If Seller had released the goods to Buyer before learning about the stop order, Bank would have no recovery against Seller under section 3-418(a) because Seller in that case gave value for Buyer's check. Section 3-418(c). In this case Bank's sole remedy is under section 4-407 by subrogation.
3. Subsection (b) covers cases of payment or acceptance by mistake that are not covered by subsection (a). It directs courts to deal with those cases under the law governing mistake and restitution. Perhaps the most important class of cases that falls under subsection (b), because it is not covered by subsection (a), is that of payment by the drawee bank of a check with respect to which the bank has no duty to the drawer to pay either because the drawer has no account with the bank or because available funds in the drawer's account are not sufficient to cover the amount of the check. With respect to such a case, under Restatement of Restitution, section 29, if the bank paid because of a mistaken belief that there were available funds in the drawer's account sufficient to cover the amount of the check, the bank is entitled to restitution. But section 29 is subject to Restatement of Restitution, section 33, which denies restitution if the holder of the check receiving payment paid value in good faith for the check and had no reason to know that the check was paid by mistake when payment was received.
The result in some cases is clear. For example, suppose Father gives Daughter a check for $10,000 as a birthday gift. The check is drawn on Bank in which both Father and Daughter have accounts.
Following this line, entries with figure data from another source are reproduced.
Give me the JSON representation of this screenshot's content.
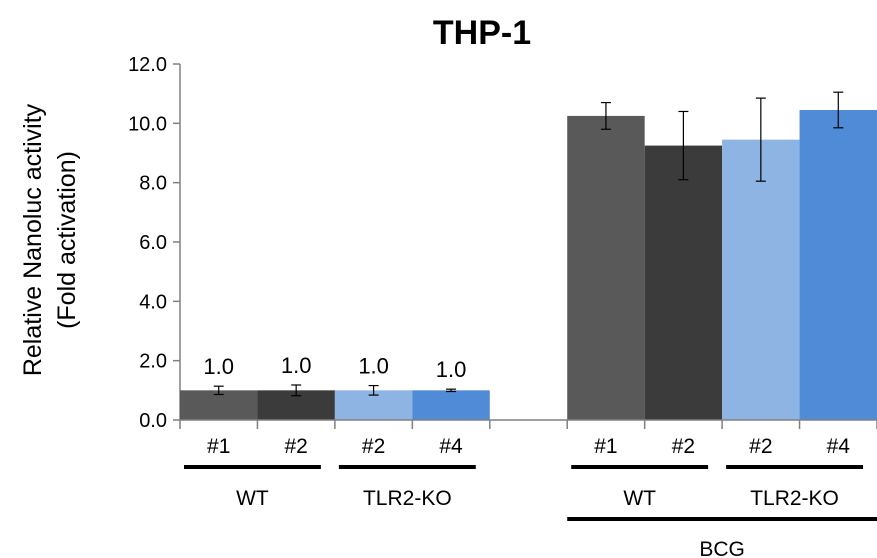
{
  "chart_data": {
    "type": "bar",
    "title": "THP-1",
    "ylabel_lines": [
      "Relative Nanoluc activity",
      "(Fold activation)"
    ],
    "ylim": [
      0,
      12
    ],
    "yticks": [
      "0.0",
      "2.0",
      "4.0",
      "6.0",
      "8.0",
      "10.0",
      "12.0"
    ],
    "grid": false,
    "legend": "none",
    "bars": [
      {
        "label": "#1",
        "value": 1.0,
        "error": 0.14,
        "color": "#595959",
        "data_label": "1.0"
      },
      {
        "label": "#2",
        "value": 1.0,
        "error": 0.18,
        "color": "#3b3b3b",
        "data_label": "1.0"
      },
      {
        "label": "#2",
        "value": 1.0,
        "error": 0.16,
        "color": "#8db4e2",
        "data_label": "1.0"
      },
      {
        "label": "#4",
        "value": 1.0,
        "error": 0.04,
        "color": "#4f8bd6",
        "data_label": "1.0"
      },
      {
        "label": "#1",
        "value": 10.25,
        "error": 0.45,
        "color": "#595959",
        "data_label": ""
      },
      {
        "label": "#2",
        "value": 9.25,
        "error": 1.15,
        "color": "#3b3b3b",
        "data_label": ""
      },
      {
        "label": "#2",
        "value": 9.45,
        "error": 1.4,
        "color": "#8db4e2",
        "data_label": ""
      },
      {
        "label": "#4",
        "value": 10.45,
        "error": 0.6,
        "color": "#4f8bd6",
        "data_label": ""
      }
    ],
    "groups": [
      {
        "label": "WT",
        "bars": [
          0,
          1
        ]
      },
      {
        "label": "TLR2-KO",
        "bars": [
          2,
          3
        ]
      },
      {
        "label": "WT",
        "bars": [
          4,
          5
        ]
      },
      {
        "label": "TLR2-KO",
        "bars": [
          6,
          7
        ]
      }
    ],
    "supergroups": [
      {
        "label": "BCG",
        "bars": [
          4,
          5,
          6,
          7
        ]
      }
    ]
  }
}
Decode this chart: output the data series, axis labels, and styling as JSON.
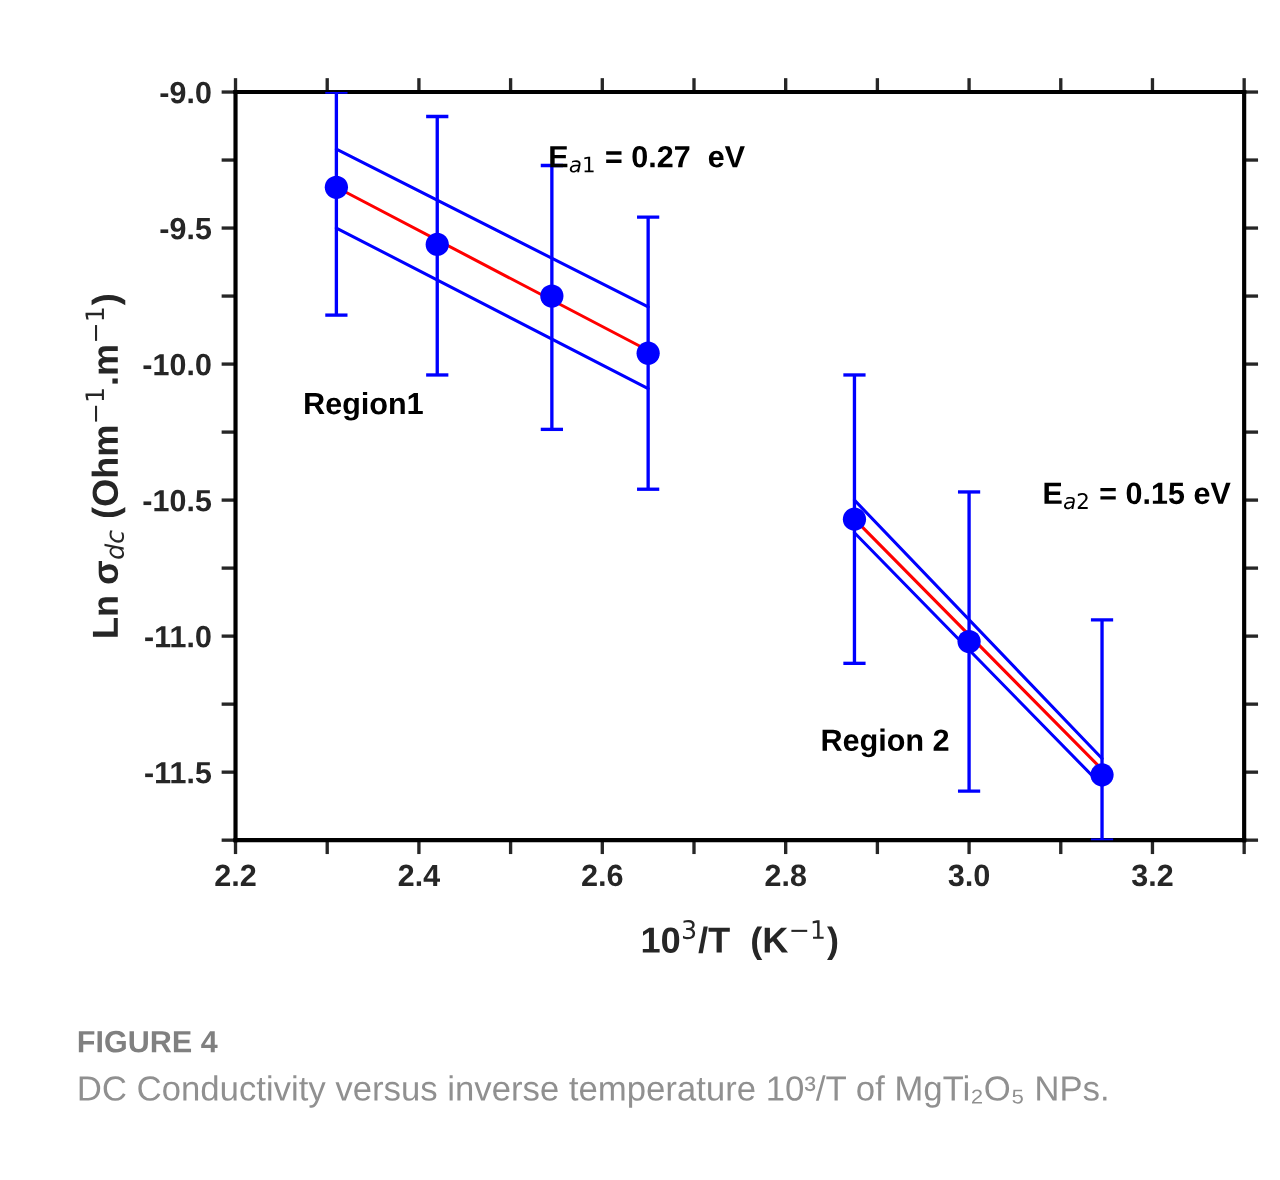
{
  "chart_data": {
    "type": "scatter",
    "xlabel": "10$^{3}$/T  (K$^{−1}$)",
    "ylabel": "Ln σ$_{dc}$ (Ohm$^{−1}$.m$^{−1}$)",
    "xlim": [
      2.2,
      3.3
    ],
    "ylim": [
      -11.75,
      -9.0
    ],
    "xticks": [
      2.2,
      {
        "value": 2.3,
        "label": null
      },
      2.4,
      {
        "value": 2.5,
        "label": null
      },
      2.6,
      {
        "value": 2.7,
        "label": null
      },
      2.8,
      {
        "value": 2.9,
        "label": null
      },
      {
        "value": 3.0,
        "label": "3.0"
      },
      {
        "value": 3.1,
        "label": null
      },
      3.2,
      {
        "value": 3.3,
        "label": null
      }
    ],
    "yticks": [
      {
        "value": -9.0,
        "label": "-9.0"
      },
      {
        "value": -9.25,
        "label": null
      },
      -9.5,
      {
        "value": -9.75,
        "label": null
      },
      {
        "value": -10.0,
        "label": "-10.0"
      },
      {
        "value": -10.25,
        "label": null
      },
      -10.5,
      {
        "value": -10.75,
        "label": null
      },
      {
        "value": -11.0,
        "label": "-11.0"
      },
      {
        "value": -11.25,
        "label": null
      },
      -11.5,
      {
        "value": -11.75,
        "label": null
      }
    ],
    "grid": false,
    "legend": false,
    "series": [
      {
        "color": "#0000ff",
        "marker": "circle",
        "x": [
          2.31,
          2.42,
          2.545,
          2.65,
          2.875,
          3.0,
          3.145
        ],
        "values": [
          -9.35,
          -9.56,
          -9.75,
          -9.96,
          -10.57,
          -11.02,
          -11.51
        ],
        "errors": [
          [
            -9.82,
            -9.0
          ],
          [
            -10.04,
            -9.09
          ],
          [
            -10.24,
            -9.27
          ],
          [
            -10.46,
            -9.46
          ],
          [
            -11.1,
            -10.04
          ],
          [
            -11.57,
            -10.47
          ],
          [
            -11.75,
            -10.94
          ]
        ]
      },
      {
        "type": "line",
        "color": "#ff0000",
        "x": [
          2.31,
          2.65
        ],
        "values": [
          -9.35,
          -9.95
        ]
      },
      {
        "type": "line",
        "color": "#0000ff",
        "x": [
          2.31,
          2.65
        ],
        "values": [
          -9.21,
          -9.79
        ]
      },
      {
        "type": "line",
        "color": "#0000ff",
        "x": [
          2.31,
          2.65
        ],
        "values": [
          -9.5,
          -10.09
        ]
      },
      {
        "type": "line",
        "color": "#ff0000",
        "x": [
          2.875,
          3.145
        ],
        "values": [
          -10.57,
          -11.49
        ]
      },
      {
        "type": "line",
        "color": "#0000ff",
        "x": [
          2.875,
          3.145
        ],
        "values": [
          -10.5,
          -11.45
        ]
      },
      {
        "type": "line",
        "color": "#0000ff",
        "x": [
          2.875,
          3.145
        ],
        "values": [
          -10.62,
          -11.55
        ]
      }
    ],
    "annotations": [
      "E$_{a1}$ = 0.27  eV",
      "E$_{a2}$ = 0.15 eV",
      "Region1",
      "Region 2",
      "FIGURE 4",
      "DC Conductivity versus inverse temperature 10³/T of MgTi₂O₅ NPs."
    ]
  }
}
Daughter deposits the check in her account in Bank. An employee of Bank, acting under the belief that there were available funds in Father's account to cover the check, caused Daughter's account to be credited for $10,000. In fact, Father's account was overdrawn and Father did not have overdraft privileges. Since Daughter received the check gratuitously there is clear unjust enrichment if she is allowed to keep the $10,000 and Bank is unable to obtain reimbursement from Father. Thus, Bank should be permitted to reverse the credit to Daughter's account. But this case is not typical. In most cases the remedy of restitution will not be available because the person receiving payment of the check will have given value for it in good faith.
In some cases, however, it may not be clear whether a drawee bank should have a right of restitution. For example, a check-kiting scheme may involve a large number of checks drawn on a number of different banks in which the drawer's credit balances are based on uncollected funds represented by fraudulently drawn checks. No attempt is made in section 3-418 to state rules for determining the conflicting claims of the various banks that may be victimized by such a scheme. Rather, such cases are better resolved on the basis of general principles of law and the particular facts presented in the litigation.
4. The right of the drawee to recover a payment or to revoke an acceptance under section 3-418 is not affected by the rules under article 4 that determine when an item is paid. Even though a payor bank may have paid an item under section 4-215, it may have a right to recover the payment under section 3-418. National Savings & Trust Co. v. Park Corp., 722 F.2d 1303 (6th Cir. 1983), cert. denied 466 U.S. 939 (1984), correctly states the law on the issue under former article 3. Revised article 3 does not change the previous law.